The use of Q's makes the calculations for problems of this nature (of which there are many in brewing) very simple.

Q is computed from pHz using the method given in the Sticky on carbonates.

...provided that the reaction goes to completion, which it eventually should if all of the generated CO2 evolves out of the solution as a gas. There will be of course some portion of CO2 which will not be liberated from solution as a gas, and as such, some degree in which the reaction can potentially be driven in reverse (until such time as nigh on all CO2 is released from the system as a gas).

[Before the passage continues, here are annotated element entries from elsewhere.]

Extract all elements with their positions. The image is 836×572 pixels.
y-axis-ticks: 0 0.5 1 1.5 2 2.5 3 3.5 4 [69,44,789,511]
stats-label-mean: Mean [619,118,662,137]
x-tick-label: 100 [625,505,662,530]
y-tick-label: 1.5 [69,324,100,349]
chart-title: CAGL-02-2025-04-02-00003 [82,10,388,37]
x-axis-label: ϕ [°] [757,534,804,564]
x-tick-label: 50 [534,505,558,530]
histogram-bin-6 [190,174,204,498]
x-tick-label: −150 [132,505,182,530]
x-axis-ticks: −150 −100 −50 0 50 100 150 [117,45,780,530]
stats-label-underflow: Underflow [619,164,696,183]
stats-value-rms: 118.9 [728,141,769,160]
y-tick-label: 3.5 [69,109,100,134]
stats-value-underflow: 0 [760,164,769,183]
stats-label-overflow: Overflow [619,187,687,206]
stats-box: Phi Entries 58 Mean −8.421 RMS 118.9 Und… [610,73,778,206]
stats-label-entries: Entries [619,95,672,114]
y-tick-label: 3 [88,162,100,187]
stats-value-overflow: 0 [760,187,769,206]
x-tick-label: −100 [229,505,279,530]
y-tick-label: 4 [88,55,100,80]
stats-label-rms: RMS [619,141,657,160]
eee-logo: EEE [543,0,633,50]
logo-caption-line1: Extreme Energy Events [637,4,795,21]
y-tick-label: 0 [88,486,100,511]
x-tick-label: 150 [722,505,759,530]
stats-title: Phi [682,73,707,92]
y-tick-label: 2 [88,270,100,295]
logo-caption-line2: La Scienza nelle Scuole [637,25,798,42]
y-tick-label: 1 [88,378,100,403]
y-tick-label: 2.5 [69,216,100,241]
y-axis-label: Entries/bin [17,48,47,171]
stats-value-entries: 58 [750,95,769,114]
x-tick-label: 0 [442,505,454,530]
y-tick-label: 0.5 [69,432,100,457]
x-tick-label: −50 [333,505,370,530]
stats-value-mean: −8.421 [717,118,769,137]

It should be clear from the foregoing that the reaction will not complete. At mash pH some 8% or so of the added bicarbonate will remain as bicarbonate.

 

[ajdelange]

The last sentence in the last post is a bit disingenuous as it assumes that no CO2 escapes the solution which, of course, it does. It would be more accurate to say that there will always be some bicarbonate in solution (in fact if you don't add any the air will add some and when you carbonate your beer you add quite a bit) and thus the reaction does not complete. How much of the bicarbonate that you add remains will depend on a lot of things like time. If you wait long enough (a very long time) a sodium bicarbonate solution will convert to a sodium carbonate solution with very little bicarbonate as the pH will be high: 2NaHCO3 ---> H2O + CO2 + Na2CO3. This is how baking soda makes, e.g., pancakes rise.